Bihar has nearly 1,400 madrassas attached to Bihar Madrassa Exam Board. But Muslims there run only 71 high schools. A survey of three districts of UP, namely Basti, Gonda, Bahraich, reveals that they have nearly 370 madrassa (with lodging and boarding facilities) but only six primary schools managed by the Muslims.

And all madrassas in UP and Bihar are run on the pattern of Mauroosi Jaidad (ancestral property). Three generations of Madanis have been rectors of Darul Uloom Deoband. The very same Madanis have led the Jamiatul Ulema Hind. The Darul Uloom Waqf Deoband which came up after the split in the management of the Darul Uloom too has all the rectors from the family of Taiyab Qasimi.  So, now one can discern the religio-political nexus and the umbilical cord that ties them together.

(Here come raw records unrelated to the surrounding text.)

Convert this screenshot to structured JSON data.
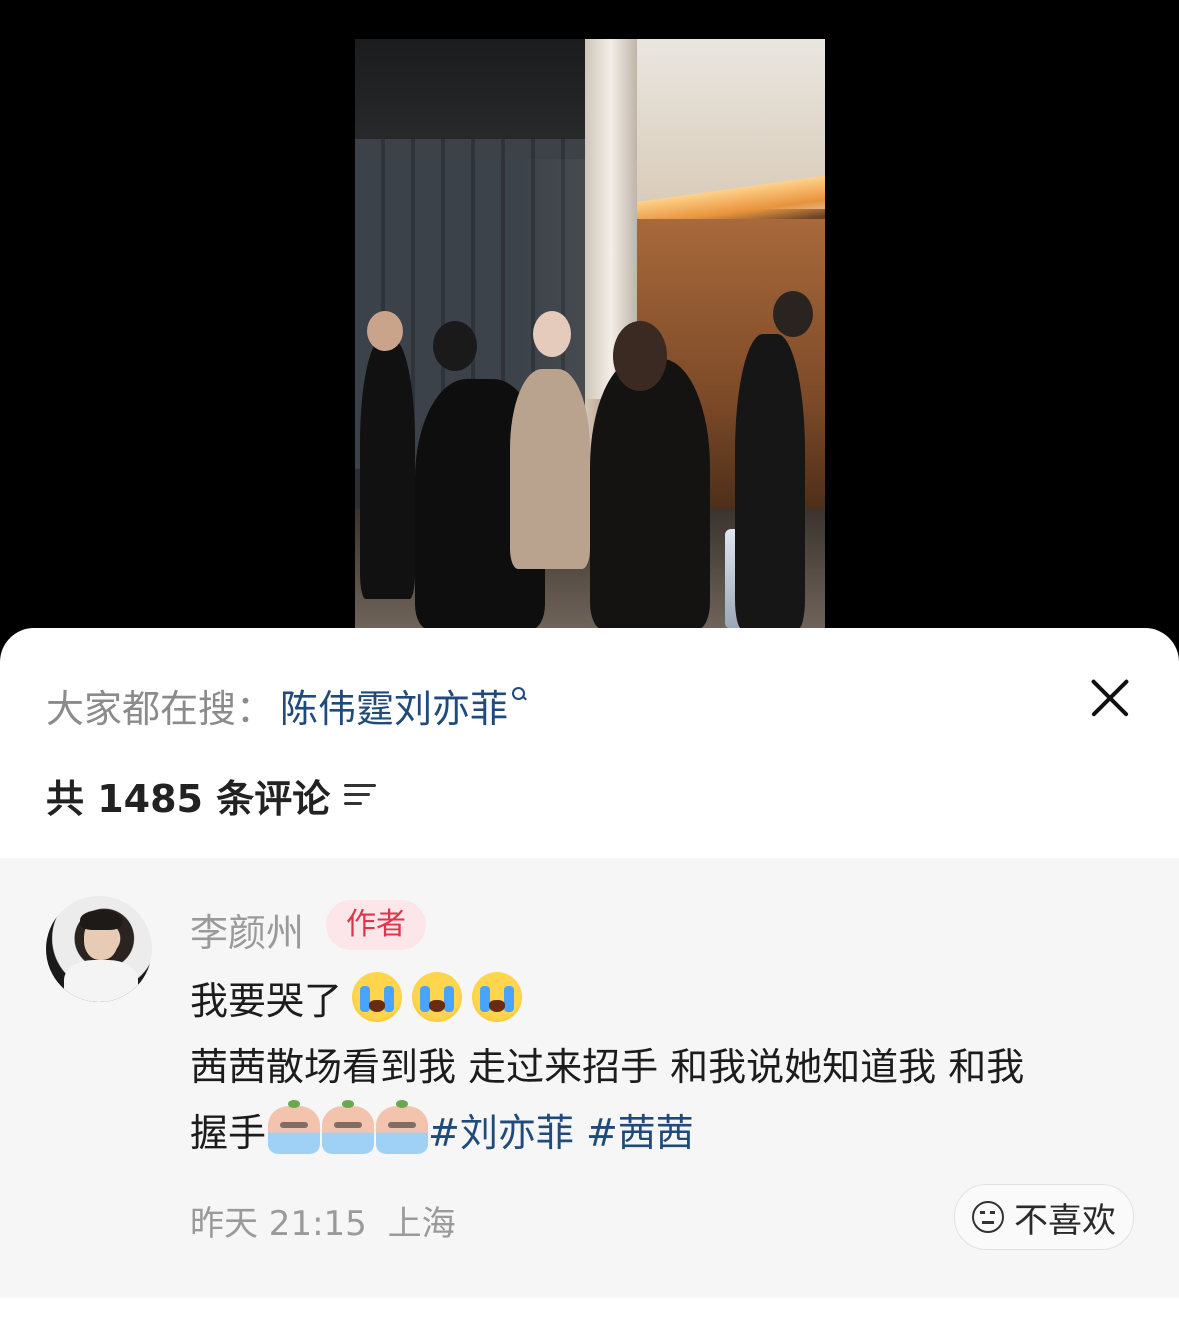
{
  "search": {
    "prefix": "大家都在搜：",
    "term": "陈伟霆刘亦菲"
  },
  "comments_header": {
    "count_text": "共 1485 条评论"
  },
  "comment": {
    "author": "李颜州",
    "badge": "作者",
    "line1": "我要哭了",
    "line2": "茜茜散场看到我 走过来招手 和我说她知道我 和我",
    "line3_text": "握手",
    "hashtag1": "#刘亦菲",
    "hashtag2": "#茜茜",
    "time": "昨天 21:15",
    "location": "上海",
    "dislike_label": "不喜欢"
  },
  "icons": [
    "search-icon",
    "close-icon",
    "sort-icon",
    "crying-emoji",
    "crying-sticker",
    "meh-face-icon"
  ],
  "colors": {
    "link": "#1f4a7a",
    "badge_bg": "#fde6ea",
    "badge_text": "#e0334d",
    "muted": "#9a9a9a"
  }
}
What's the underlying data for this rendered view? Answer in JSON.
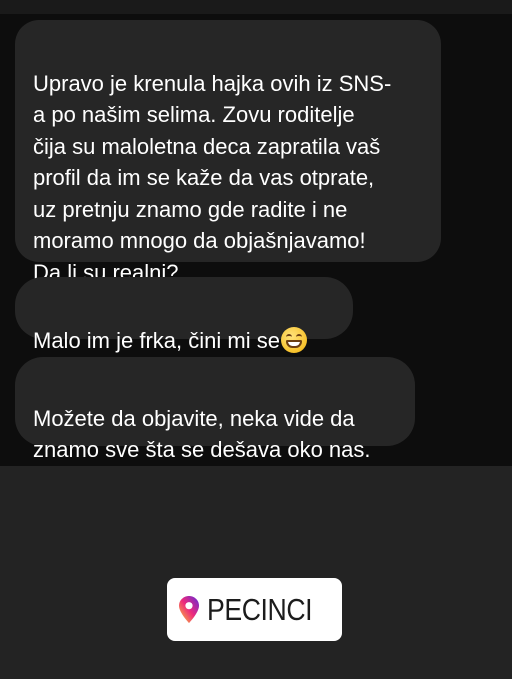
{
  "messages": [
    {
      "text": "Upravo je krenula hajka ovih iz SNS-\na po našim selima. Zovu roditelje\nčija su maloletna deca zapratila vaš\nprofil da im se kaže da vas otprate,\nuz pretnju znamo gde radite i ne\nmoramo mnogo da objašnjavamo!\nDa li su realni?"
    },
    {
      "text": "Malo im je frka, čini mi se",
      "emoji": "grinning-face-with-smiling-eyes-icon"
    },
    {
      "text": "Možete da objavite, neka vide da\nznamo sve šta se dešava oko nas."
    }
  ],
  "location_sticker": {
    "label": "PECINCI",
    "icon": "location-pin-icon",
    "icon_colors": [
      "#f9ce34",
      "#ee2a7b",
      "#6228d7"
    ]
  },
  "colors": {
    "chat_background": "#0d0d0d",
    "bubble_background": "#262626",
    "bubble_text": "#ffffff",
    "story_background": "#232323",
    "sticker_background": "#ffffff"
  }
}
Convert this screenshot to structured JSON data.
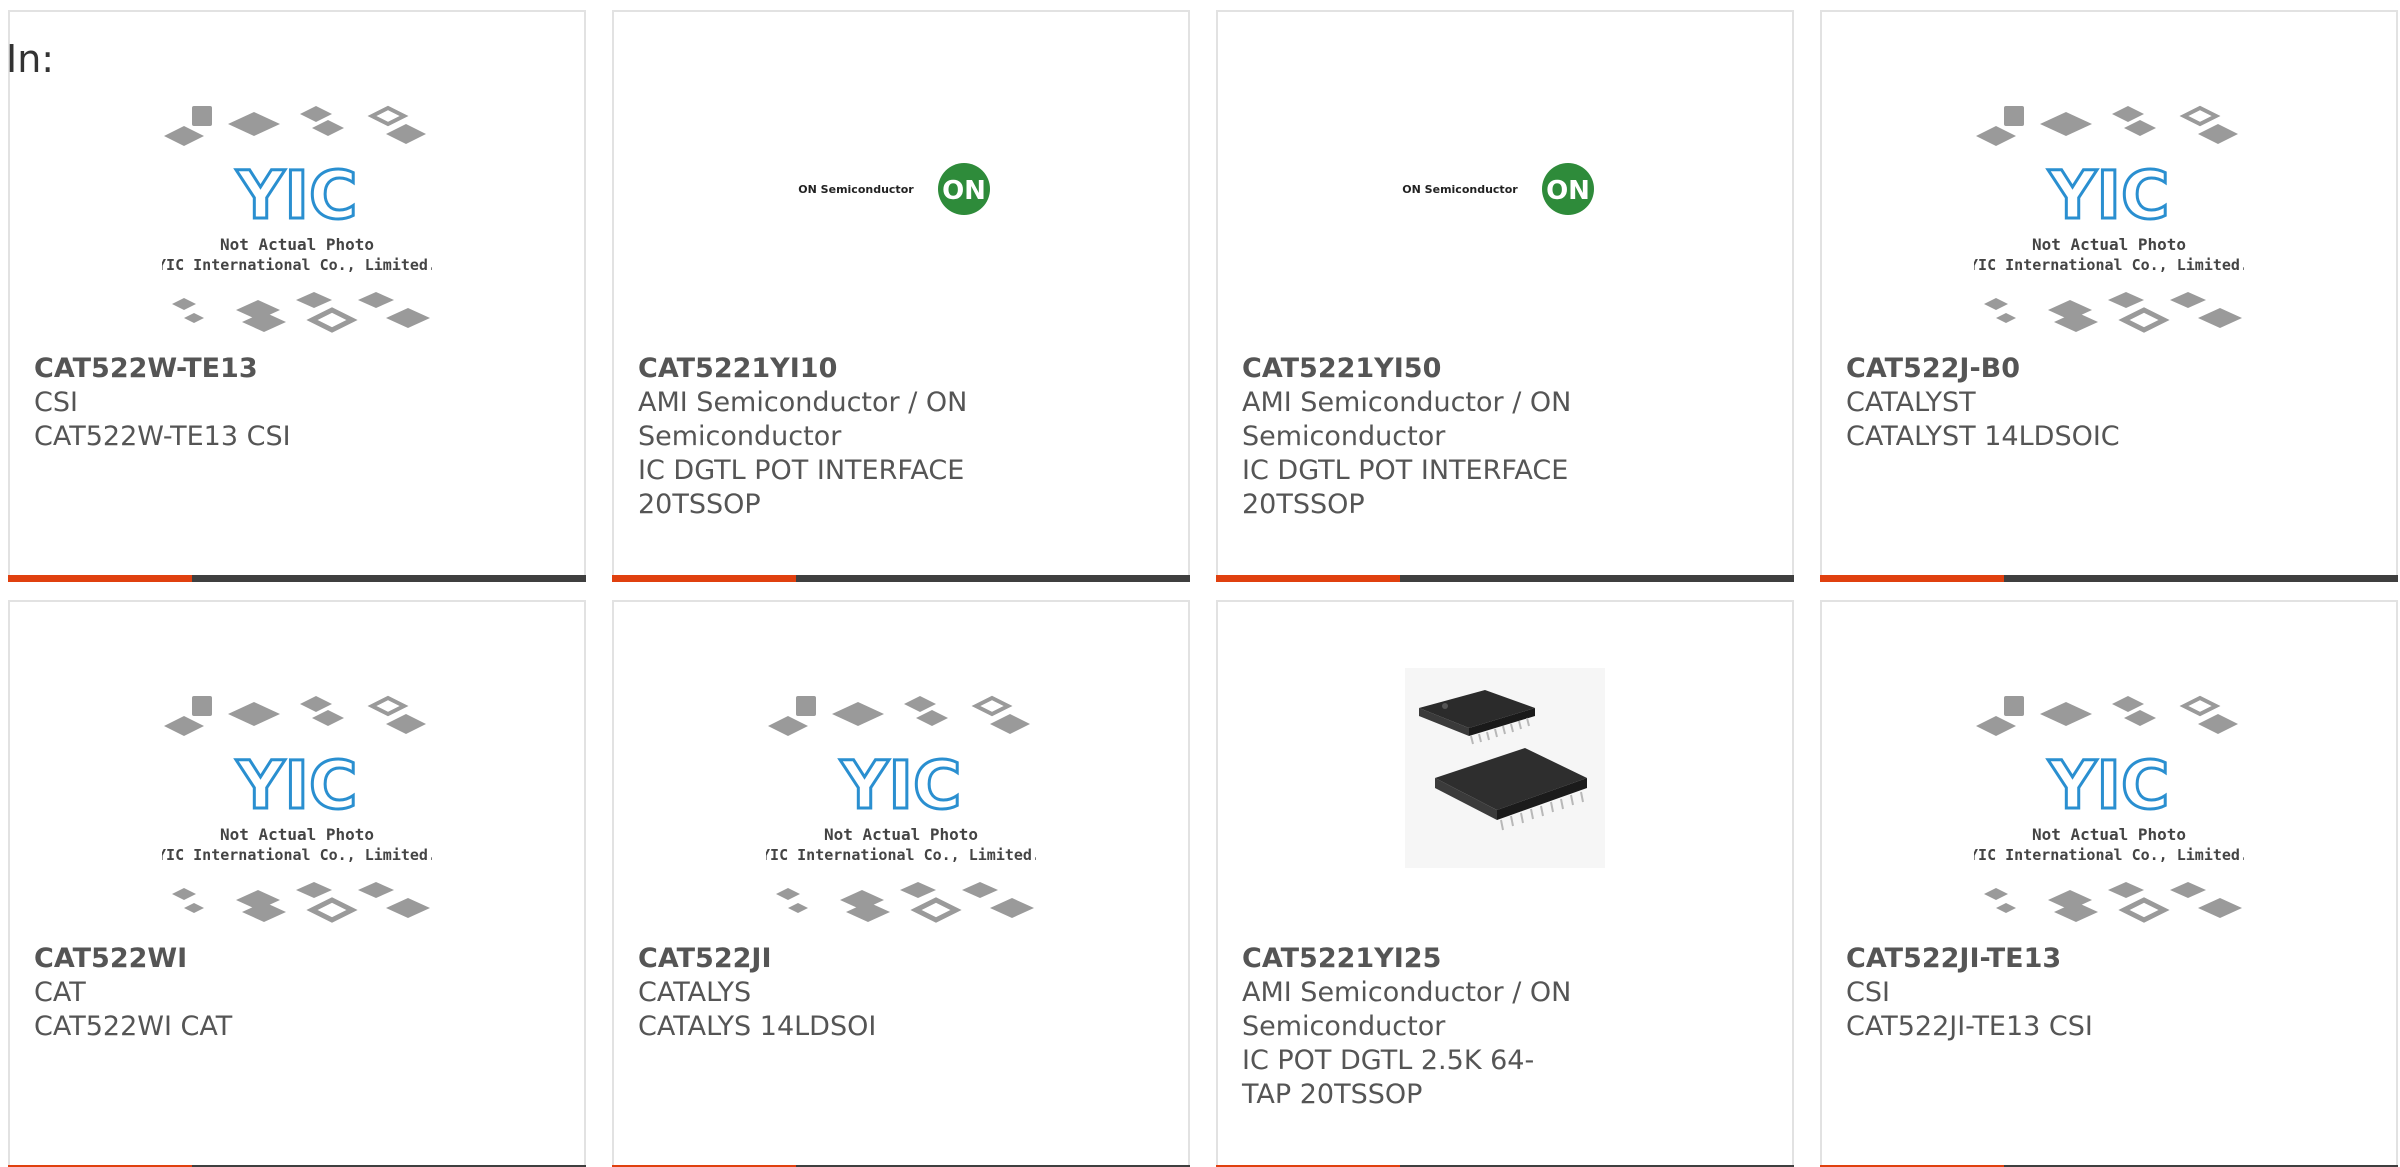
{
  "page": {
    "in_label": "In:"
  },
  "placeholder_image": {
    "line1": "Not Actual Photo",
    "line2": "YIC International Co., Limited."
  },
  "on_logo": {
    "brand_text": "ON Semiconductor",
    "mark": "ON"
  },
  "colors": {
    "accent": "#e0400f",
    "bar": "#3f3f3f",
    "text": "#555555",
    "yic_blue": "#2a8fd0",
    "on_green": "#2e8b3a"
  },
  "products": [
    {
      "part_number": "CAT522W-TE13",
      "manufacturer": "CSI",
      "description": "CAT522W-TE13 CSI",
      "image": "yic-placeholder"
    },
    {
      "part_number": "CAT5221YI10",
      "manufacturer": "AMI Semiconductor / ON Semiconductor",
      "description": "IC DGTL POT INTERFACE 20TSSOP",
      "image": "on-semiconductor-logo"
    },
    {
      "part_number": "CAT5221YI50",
      "manufacturer": "AMI Semiconductor / ON Semiconductor",
      "description": "IC DGTL POT INTERFACE 20TSSOP",
      "image": "on-semiconductor-logo"
    },
    {
      "part_number": "CAT522J-B0",
      "manufacturer": "CATALYST",
      "description": "CATALYST 14LDSOIC",
      "image": "yic-placeholder"
    },
    {
      "part_number": "CAT522WI",
      "manufacturer": "CAT",
      "description": "CAT522WI CAT",
      "image": "yic-placeholder"
    },
    {
      "part_number": "CAT522JI",
      "manufacturer": "CATALYS",
      "description": "CATALYS 14LDSOI",
      "image": "yic-placeholder"
    },
    {
      "part_number": "CAT5221YI25",
      "manufacturer": "AMI Semiconductor / ON Semiconductor",
      "description": "IC POT DGTL 2.5K 64-TAP 20TSSOP",
      "image": "tssop-chip-photo"
    },
    {
      "part_number": "CAT522JI-TE13",
      "manufacturer": "CSI",
      "description": "CAT522JI-TE13 CSI",
      "image": "yic-placeholder"
    }
  ]
}
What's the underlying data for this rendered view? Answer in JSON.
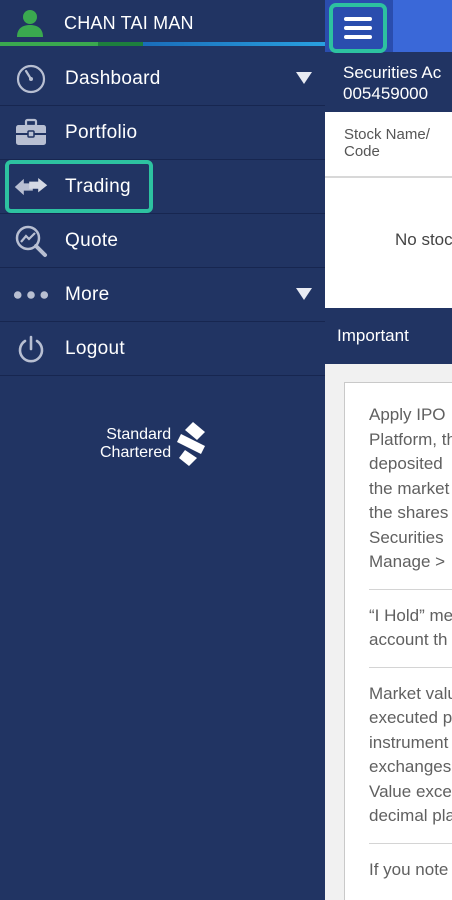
{
  "user": {
    "name": "CHAN TAI MAN"
  },
  "menu": {
    "items": [
      {
        "label": "Dashboard",
        "icon": "compass-icon"
      },
      {
        "label": "Portfolio",
        "icon": "briefcase-icon"
      },
      {
        "label": "Trading",
        "icon": "swap-arrows-icon"
      },
      {
        "label": "Quote",
        "icon": "chart-search-icon"
      },
      {
        "label": "More",
        "icon": "more-dots-icon"
      },
      {
        "label": "Logout",
        "icon": "power-icon"
      }
    ]
  },
  "brand": {
    "line1": "Standard",
    "line2": "Chartered"
  },
  "main": {
    "account_title": "Securities Ac",
    "account_number": "005459000",
    "column_header_line1": "Stock Name/",
    "column_header_line2": "Code",
    "empty_message": "No stoc",
    "important_label": "Important",
    "notes": [
      [
        "Apply IPO",
        "Platform, th",
        "deposited",
        "the market",
        "the shares",
        "Securities",
        "Manage >"
      ],
      [
        "“I Hold” me",
        "account th"
      ],
      [
        "Market valu",
        "executed p",
        "instrument",
        "exchanges",
        "Value exce",
        "decimal pla"
      ],
      [
        "If you note"
      ]
    ]
  },
  "colors": {
    "sidebar_bg": "#213463",
    "highlight": "#2dc2a0",
    "topbar": "#2a4dae",
    "avatar_green": "#3aa94f"
  }
}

We Muslims in South India somehow believe that UP Islam is the mainstream Islam just as the world thinks that Arab Islam is the authentic Islam. It is time we came out of this delusion and stop wasting our charities in such institutions which are run as family properties. Maulana Ghulam Vastanvi, an executive member of the Darul Uloom Deoband was thrown out of the executive once he pleaded for introduction of modern courses. Vastanvi runs medical, engineering, law and arts and science colleges in Akkalkuwa in Maharashtra.

It is time we understood the entire structure of madrassa education in India and demand transparency from them and insist on modernization of syllabus. It is too late in the day. Our charities need better investment for more purposeful and productive objectives.